Boris is sitting in a movie theater, 8 meters from the screen. The angle of elevation from his line of sight to the top of the screen is $11^{\circ}$, and the angle of depression from his line of sight to the bottom of the screen is $51^{\circ}$. Find the height of the entire screen. Do not round any intermediate computations. Round your answer to the nearest tenth. Note that the figure below is not drawn to scale.

Step 1 ：Given that Boris is sitting in a movie theater, 8 meters from the screen. The angle of elevation from his line of sight to the top of the screen is $11^{\circ}$, and the angle of depression from his line of sight to the bottom of the screen is $51^{\circ}$. We are to find the height of the entire screen.

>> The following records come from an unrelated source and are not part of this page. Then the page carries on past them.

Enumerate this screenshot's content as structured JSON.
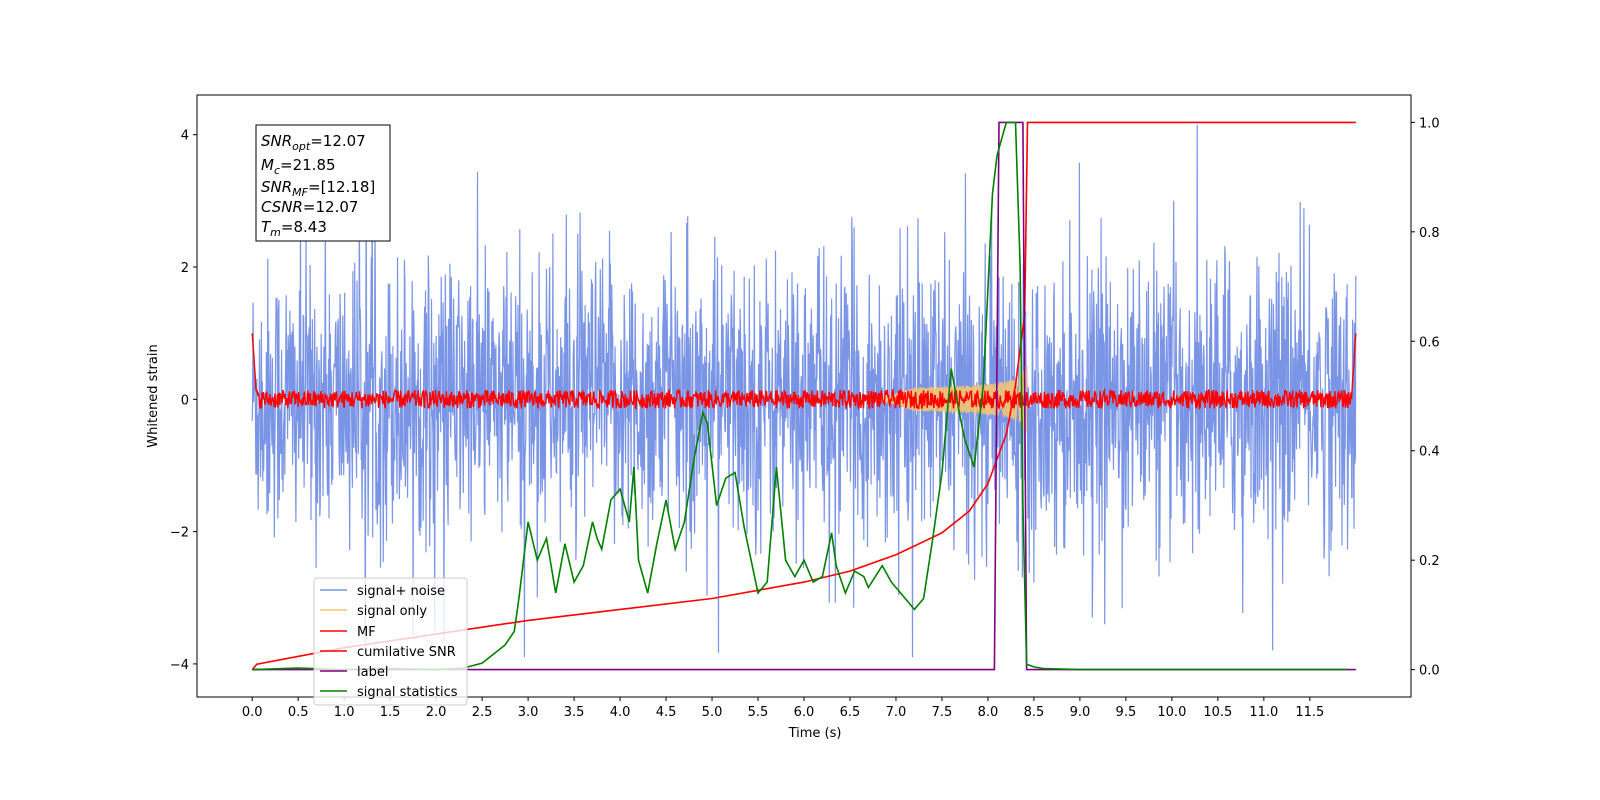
{
  "chart_data": {
    "type": "line",
    "xlabel": "Time (s)",
    "ylabel_left": "Whitened strain",
    "xlim": [
      -0.6,
      12.6
    ],
    "ylim_left": [
      -4.5,
      4.6
    ],
    "ylim_right": [
      -0.05,
      1.05
    ],
    "x_ticks": [
      "0.0",
      "0.5",
      "1.0",
      "1.5",
      "2.0",
      "2.5",
      "3.0",
      "3.5",
      "4.0",
      "4.5",
      "5.0",
      "5.5",
      "6.0",
      "6.5",
      "7.0",
      "7.5",
      "8.0",
      "8.5",
      "9.0",
      "9.5",
      "10.0",
      "10.5",
      "11.0",
      "11.5"
    ],
    "y_ticks_left": [
      "−4",
      "−2",
      "0",
      "2",
      "4"
    ],
    "y_ticks_right": [
      "0.0",
      "0.2",
      "0.4",
      "0.6",
      "0.8",
      "1.0"
    ],
    "grid": false,
    "legend_placement": "lower-left",
    "info_box": {
      "snr_opt": {
        "main": "SNR",
        "sub": "opt",
        "value": "=12.07"
      },
      "mc": {
        "main": "M",
        "sub": "c",
        "value": "=21.85"
      },
      "snr_mf": {
        "main": "SNR",
        "sub": "MF",
        "value": "=[12.18]"
      },
      "csnr": {
        "main": "CSNR",
        "value": "=12.07"
      },
      "tm": {
        "main": "T",
        "sub": "m",
        "value": "=8.43"
      }
    },
    "series": [
      {
        "name": "signal+ noise",
        "color": "#7b95e6",
        "axis": "left",
        "x_range": [
          0.0,
          12.0
        ],
        "approx_bounds": [
          -3.9,
          4.15
        ],
        "note_values": "dense noise band centred at 0"
      },
      {
        "name": "signal only",
        "color": "#f4c471",
        "axis": "left",
        "chirp": {
          "start": 6.8,
          "end": 8.42,
          "max_amplitude": 0.5
        }
      },
      {
        "name": "MF",
        "color": "#ff0000",
        "axis": "left",
        "x_range": [
          0.0,
          12.0
        ],
        "edge_value": 1.0,
        "noise_amplitude": 0.2
      },
      {
        "name": "cumilative SNR",
        "color": "#ff0000",
        "axis": "right",
        "x": [
          0.0,
          0.05,
          1.0,
          2.0,
          3.0,
          4.0,
          5.0,
          6.0,
          6.5,
          7.0,
          7.5,
          7.8,
          8.0,
          8.2,
          8.3,
          8.4,
          8.43,
          12.0
        ],
        "y": [
          0.0,
          0.01,
          0.04,
          0.065,
          0.09,
          0.11,
          0.13,
          0.16,
          0.18,
          0.21,
          0.25,
          0.29,
          0.34,
          0.43,
          0.52,
          0.65,
          1.0,
          1.0
        ]
      },
      {
        "name": "label",
        "color": "#800080",
        "axis": "right",
        "x": [
          0.0,
          8.07,
          8.12,
          8.38,
          8.42,
          12.0
        ],
        "y": [
          0.0,
          0.0,
          1.0,
          1.0,
          0.0,
          0.0
        ]
      },
      {
        "name": "signal statistics",
        "color": "#008000",
        "axis": "right",
        "x": [
          0.0,
          0.5,
          1.0,
          1.5,
          2.0,
          2.3,
          2.5,
          2.75,
          2.85,
          2.9,
          2.95,
          3.0,
          3.1,
          3.2,
          3.3,
          3.4,
          3.5,
          3.6,
          3.7,
          3.75,
          3.8,
          3.9,
          4.0,
          4.1,
          4.15,
          4.2,
          4.3,
          4.4,
          4.5,
          4.6,
          4.7,
          4.8,
          4.9,
          4.95,
          5.05,
          5.15,
          5.25,
          5.35,
          5.5,
          5.6,
          5.7,
          5.8,
          5.9,
          6.0,
          6.1,
          6.2,
          6.3,
          6.35,
          6.45,
          6.55,
          6.65,
          6.7,
          6.85,
          6.95,
          7.1,
          7.2,
          7.3,
          7.4,
          7.5,
          7.6,
          7.7,
          7.75,
          7.85,
          7.95,
          8.05,
          8.1,
          8.2,
          8.3,
          8.35,
          8.38,
          8.42,
          8.5,
          8.6,
          8.8,
          9.0,
          11.0,
          11.9
        ],
        "y": [
          0.0,
          0.003,
          0.0,
          0.002,
          0.0,
          0.003,
          0.012,
          0.045,
          0.07,
          0.13,
          0.2,
          0.27,
          0.2,
          0.24,
          0.14,
          0.23,
          0.16,
          0.19,
          0.27,
          0.24,
          0.22,
          0.31,
          0.33,
          0.27,
          0.37,
          0.2,
          0.14,
          0.23,
          0.31,
          0.22,
          0.27,
          0.38,
          0.47,
          0.45,
          0.3,
          0.35,
          0.36,
          0.26,
          0.14,
          0.16,
          0.37,
          0.2,
          0.17,
          0.2,
          0.16,
          0.17,
          0.25,
          0.19,
          0.14,
          0.18,
          0.17,
          0.15,
          0.19,
          0.16,
          0.13,
          0.11,
          0.13,
          0.24,
          0.36,
          0.55,
          0.46,
          0.42,
          0.37,
          0.52,
          0.87,
          0.94,
          1.0,
          1.0,
          0.74,
          0.3,
          0.01,
          0.005,
          0.002,
          0.001,
          0.0,
          0.0,
          0.0
        ]
      }
    ]
  },
  "legend": {
    "items": [
      {
        "label": "signal+ noise",
        "color": "#7b95e6"
      },
      {
        "label": "signal only",
        "color": "#f4c471"
      },
      {
        "label": "MF",
        "color": "#ff0000"
      },
      {
        "label": "cumilative SNR",
        "color": "#ff0000"
      },
      {
        "label": "label",
        "color": "#800080"
      },
      {
        "label": "signal statistics",
        "color": "#008000"
      }
    ]
  }
}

Step 2 ：We can solve this problem using trigonometry. We can break down the problem into two right triangles. The first triangle is formed by Boris, the top of the screen, and the point directly in front of Boris on the ground. The second triangle is formed by Boris, the bottom of the screen, and the point directly in front of Boris on the ground.

Step 3 ：We can use the tangent of the angles to find the height of the screen. The tangent of an angle in a right triangle is equal to the opposite side divided by the adjacent side. In this case, the opposite side is the height of the screen and the adjacent side is the distance from Boris to the screen.

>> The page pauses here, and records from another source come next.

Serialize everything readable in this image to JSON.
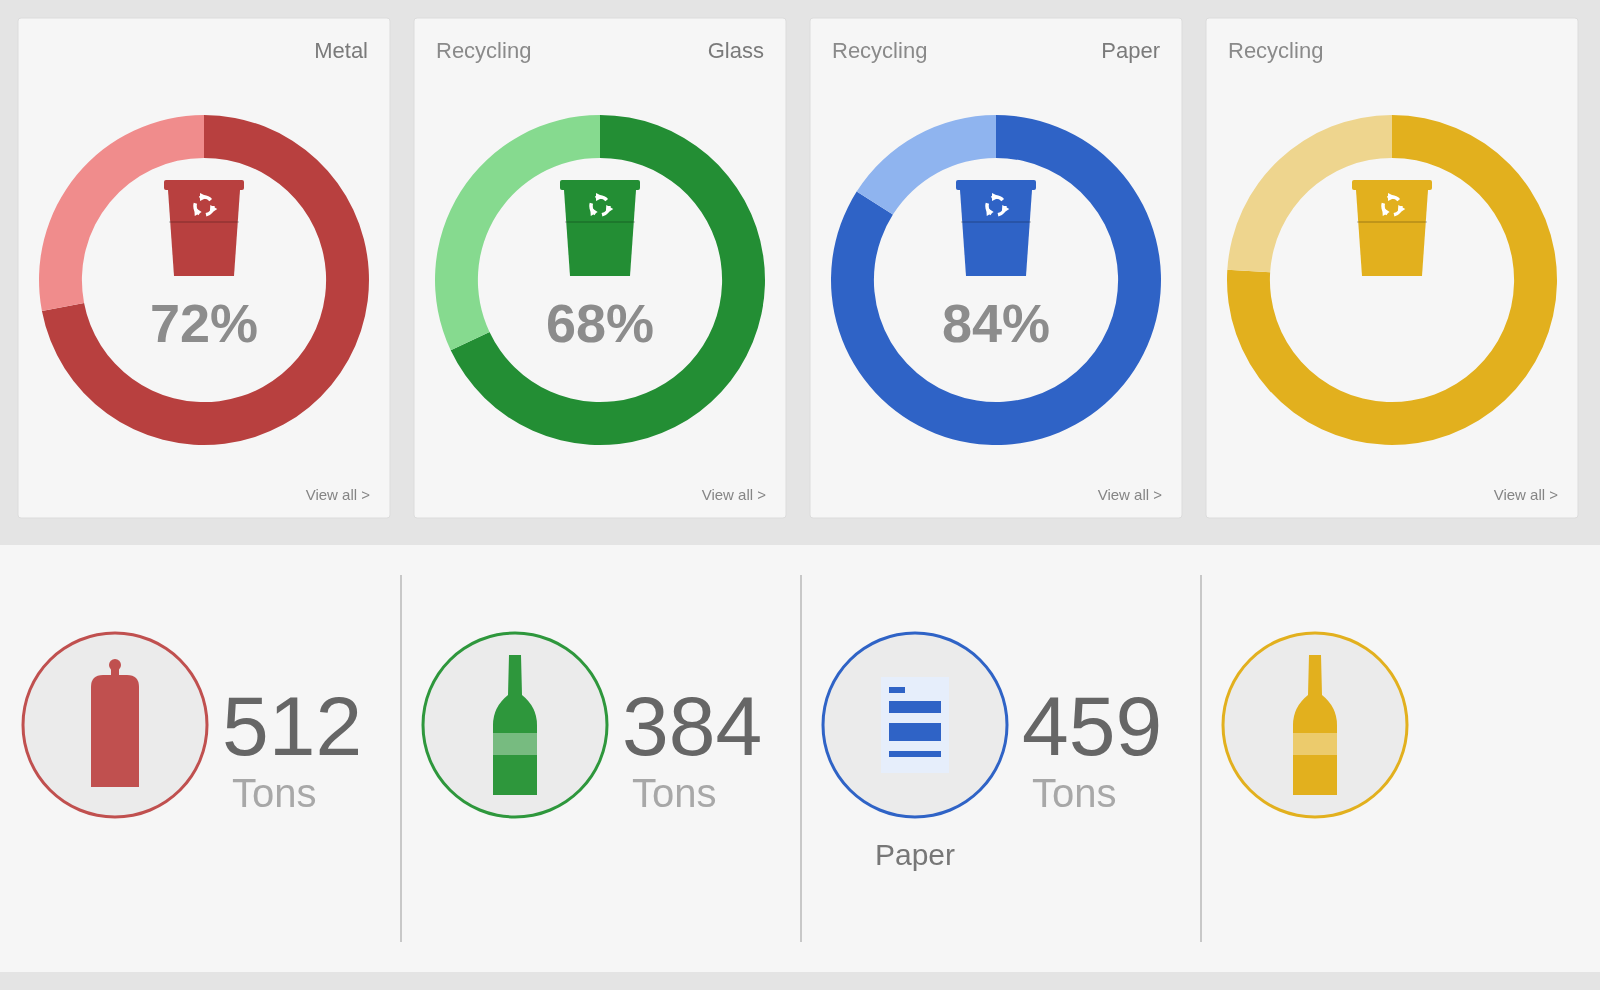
{
  "chart_data": [
    {
      "type": "donut",
      "subtitle": "Metal",
      "categories": [
        null,
        null
      ],
      "values": [
        72,
        28
      ],
      "colors": [
        "#b8403f",
        "#f08c8c"
      ],
      "value_labels": [
        "72%",
        null
      ],
      "annotations": [
        "View all >"
      ]
    },
    {
      "type": "donut",
      "title": "Recycling",
      "subtitle": "Glass",
      "categories": [
        null,
        null
      ],
      "values": [
        68,
        32
      ],
      "colors": [
        "#238e34",
        "#86da8f"
      ],
      "value_labels": [
        "68%",
        null
      ],
      "annotations": [
        "View all >"
      ]
    },
    {
      "type": "donut",
      "title": "Recycling",
      "subtitle": "Paper",
      "categories": [
        null,
        null
      ],
      "values": [
        84,
        16
      ],
      "colors": [
        "#2f63c6",
        "#8fb4ef"
      ],
      "value_labels": [
        "84%",
        null
      ],
      "annotations": [
        "View all >"
      ]
    },
    {
      "type": "donut",
      "title": "Recycling",
      "categories": [
        null,
        null
      ],
      "values": [
        76,
        24
      ],
      "colors": [
        "#e2b01e",
        "#eed58e"
      ],
      "annotations": [
        "View all >"
      ]
    },
    {
      "type": "other",
      "color": "#c0504f",
      "annotations": [
        "512",
        "Tons"
      ]
    },
    {
      "type": "other",
      "color": "#2e973c",
      "annotations": [
        "384",
        "Tons"
      ]
    },
    {
      "type": "other",
      "title": "Paper",
      "color": "#2f63c6",
      "annotations": [
        "459",
        "Tons"
      ]
    },
    {
      "type": "other",
      "color": "#e2b01e"
    }
  ]
}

Step 4 ：We can calculate the height of the top and bottom parts of the screen separately using the formula: \(\text{height} = \tan(\text{angle}) \times \text{distance}\)

Step 5 ：Let's calculate the height of the top part of the screen: \(\text{height}_{\text{top}} = \tan(11^{\circ}) \times 8 = 1.5550424731017478\) meters

Step 6 ：Next, calculate the height of the bottom part of the screen: \(\text{height}_{\text{bottom}} = \tan(51^{\circ}) \times 8 = 9.879177252280412\) meters

Step 7 ：Finally, add the two heights together to get the total height of the screen: \(\text{total height} = \text{height}_{\text{top}} + \text{height}_{\text{bottom}} = 11.4\) meters

Step 8 ：Final Answer: The height of the entire screen is \(\boxed{11.4}\) meters.